Сашка, оторвав кусочек мякоти от курицы и забросив его себе в рот, принялся наполнять, стаканы по новой.
- Так ты все-таки решил, домой не едешь? – спросил он у Женьки, продолжая жевать свой кусочек курицы.
Женька задумался:
- Нет, домой я точно не вернусь. Да и что мне там делать. На его пьяную рожу смотреть. Вспомню о похоронах матери, убить его хочется. А ведь не выдержу когда-нибудь и точно прибью. Зачем мне это? - он снова задумался, потом продолжил – говорят в деревне вообще делать нечего. Работы нет, мужики от безделья спились почти все. Нет, туда я точно не вернусь.
- А куда подашься?
- Не знаю. Вот приедем в районный город там и решу.
Они оба надолго замолчали.
Родом Женька был из небольшой деревушки примостившейся на склоне уральских гор. Обычная деревня, каких тысячи встретишь на бескрайних просторах нашей страны. Несколько улиц с деревянными домами, расположились на склоне холма, подпертыми сверху лесом, спускающимся к самым огородам. Деревенская площадь, на которой находилось кирпичное здание администрации и рядом, почти такое же - магазин, вмещающий в себя и промышленные товары, и продукты. Немного в стороне, дом культуры – желтое здание с белыми колонами у входа, и за ним небольшой парк. В этом парке любила собираться молодежь, ютились на скамейках небольшие кучки, звучала музыка из магнитофонов, принесенных с собой, звякали бутылки пива в руках и нестройные ряды пустой тары стояли рядом на асфальте.

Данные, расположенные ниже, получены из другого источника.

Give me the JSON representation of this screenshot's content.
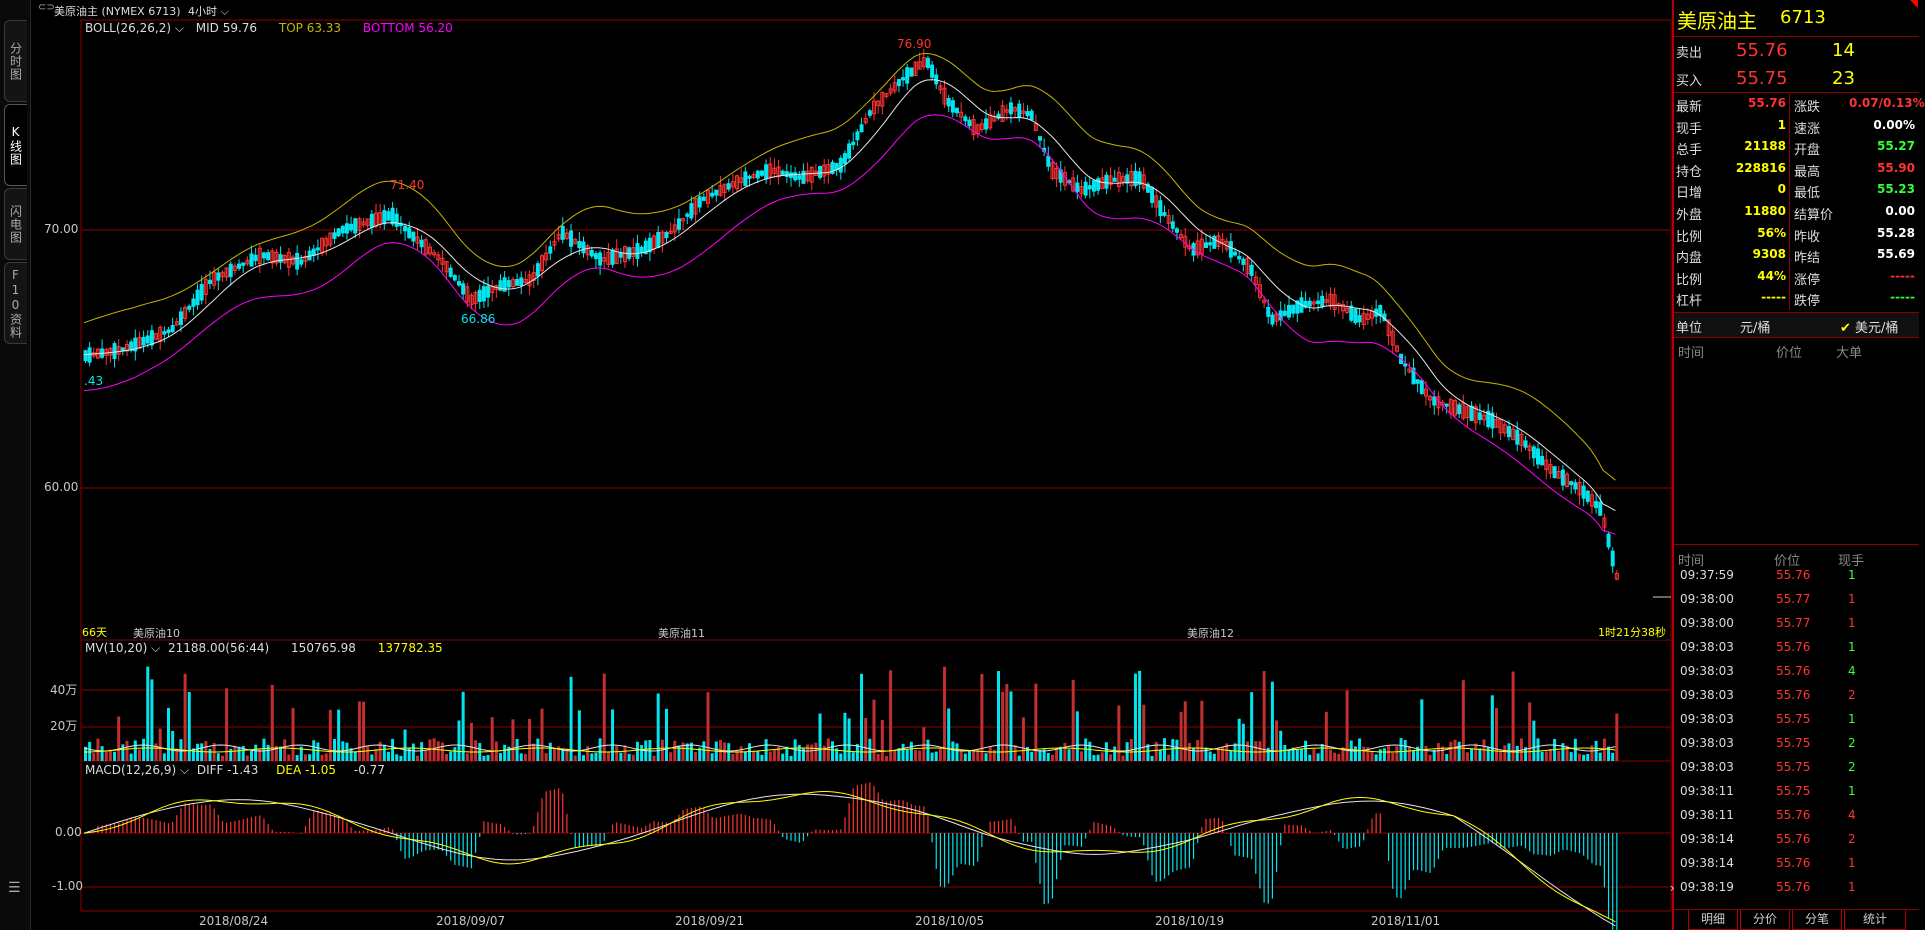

Молодежи в деревне было мало. Торопились побыстрей закончить школу, а кто и, не дождавшись этого момента, бросали все и уезжали. Кто в районный центр, а кто и в областной, лишь бы подальше от этого захолустья, подальше от безнадежности и неизвестности в завтрашнем дне. Кому боле менее везло – поступали учиться. Таких, было мало. Слабое деревенское образование не давало базовых знаний, так что вступительные экзамены осиливали не многие. А большинство, после попыток в учебе, либо сразу, устраивались на хоть какую-нибудь работу. Лишь бы хватало на оплату съемного жилья и на маломальскую жизнь с мечтой о том, что когда-то все-таки повезет и все изменится. Кому-то действительно везло, но большая часть так и прозябали всю жизнь по съемным квартирам, увеличивая из года в год армию приезжих работников в ближайших городах.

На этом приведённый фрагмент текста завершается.